According to global IPO investment advisor Renaissance Capital, 44 IPOs were priced in the US during the 1st Qtr of 2018, while the volume of capital raised surged to $15.5 bln during the period, significantly higher than the amount of new capital raised in the 1st Qtr over the past few years.
Strong 1st Qtr IPO Activity
According to Renaissance Capital, the number of new deals that were priced during the 1st Qtr of 2018 surged 76% to 44 deals when compared to the same period last year, and represents an 18.5% dip in new deals from the 4th Qtr of 2017. The 1st Qtr 2018 results marks the highest number of IPOs during any 1st Qtr since 2014 when 64 IPOs were priced.
The amount of new capital raised in the 1st Qtr of 2018 rose 57.4% to $15.5 bln when compared to the same period last year, marking the highest quarterly new capital total since the 4th Qtr of 2014 when $16.2 bln was raised. 1st Qtr results were driven primarily by four billion-dollar IPOs. The new capital raised in the 1st Qtr of 2018 represents a 42.2% increase over the capital raised in the previous quarter.
During the 1st Qtr, almost one-third of the IPOs came from the healthcare sector with 14 deals being priced. The technology sector was the next most active with 10 deals priced in that sector.
Through the first three months of this year, 44 new IPOs have been filed, 15.8% higher than what was recorded during the same period last year.
IPOs continued to outperform the overall market during the 1st Qtr. The Renaissance IPO Index rose 2.17% during the 1st quarter and 25.45% over the past twelve months, compared to a 2.11% drop in the S&P 500 Index during the 1st Qtr and a 12.66% gain for the past twelve months.
Strong US IPO activity during the 1st Qtr of 2018 is not a surprise to most analysts as increased confidence in the U.S. economy; positive performance from IPOs; the pro-business climate of the current administration; and, continued low interest rates have all been encouraging signs to corporate executives. Consequently, many analysts expect the strong 1st Qtr IPO performance should continue throughout the remainder of 2018.
The projected pickup in 2018 IPO activity should be a boost to earnings at many investment banks.
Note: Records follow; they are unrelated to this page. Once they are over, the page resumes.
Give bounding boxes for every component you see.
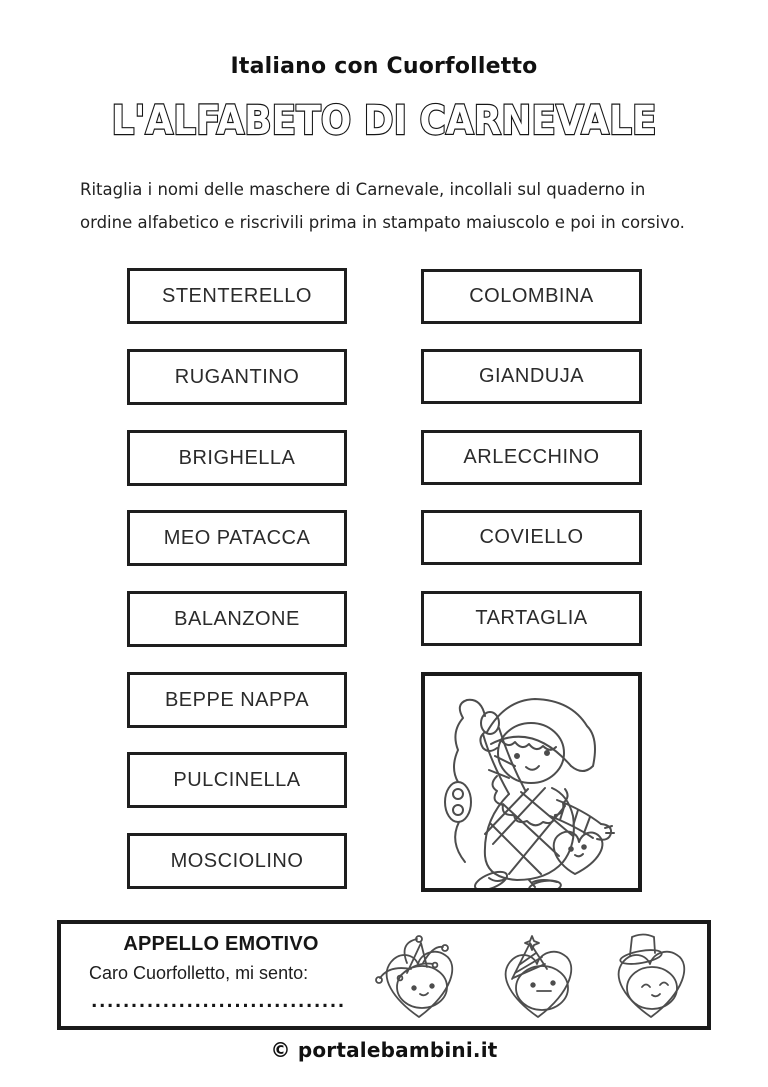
name-card-balanzone: BALANZONE [127, 591, 347, 647]
name-card-brighella: BRIGHELLA [127, 430, 347, 486]
instructions-line-2: ordine alfabetico e riscrivili prima in stampato maiuscolo e poi in corsivo. [80, 213, 685, 232]
name-card-mosciolino: MOSCIOLINO [127, 833, 347, 889]
name-card-stenterello: STENTERELLO [127, 268, 347, 324]
name-card-meo-patacca: MEO PATACCA [127, 510, 347, 566]
emotive-prompt: Caro Cuorfolletto, mi sento: [89, 963, 309, 983]
name-card-colombina: COLOMBINA [421, 269, 642, 324]
emotive-title: APPELLO EMOTIVO [123, 933, 319, 955]
header-title: Italiano con Cuorfolletto [230, 54, 538, 79]
instructions-line-1: Ritaglia i nomi delle maschere di Carnevale, incollali sul quaderno in [80, 180, 646, 199]
top-hat-heart-icon [599, 931, 699, 1023]
arlecchino-illustration [425, 676, 638, 888]
name-card-coviello: COVIELLO [421, 510, 642, 565]
name-card-pulcinella: PULCINELLA [127, 752, 347, 808]
name-card-tartaglia: TARTAGLIA [421, 591, 642, 646]
emotive-box [57, 920, 711, 1030]
name-card-rugantino: RUGANTINO [127, 349, 347, 405]
worksheet-title [0, 92, 768, 148]
instructions [80, 173, 710, 239]
name-card-gianduja: GIANDUJA [421, 349, 642, 404]
worksheet-title-text: L'ALFABETO DI CARNEVALE [111, 98, 657, 144]
footer-credit: © portalebambini.it [270, 1038, 498, 1062]
dotted-answer-line: ................................ [91, 992, 346, 1012]
jester-hat-heart-icon [367, 931, 467, 1023]
name-card-arlecchino: ARLECCHINO [421, 430, 642, 485]
party-hat-heart-icon [486, 931, 586, 1023]
name-card-beppe-nappa: BEPPE NAPPA [127, 672, 347, 728]
illustration-box [421, 672, 642, 892]
emotive-text-block [89, 933, 353, 1012]
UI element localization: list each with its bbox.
The big question is whether this renewed IPO activity will be able to offset the weakness seen in equity trading commissions and research revenue at many banks caused by the onset of MiFID II. However, we suspect that the strength in healthcare and technology IPOs could encourage some sell-side firms to boost hiring research analysts, particularly in these high-demand sectors.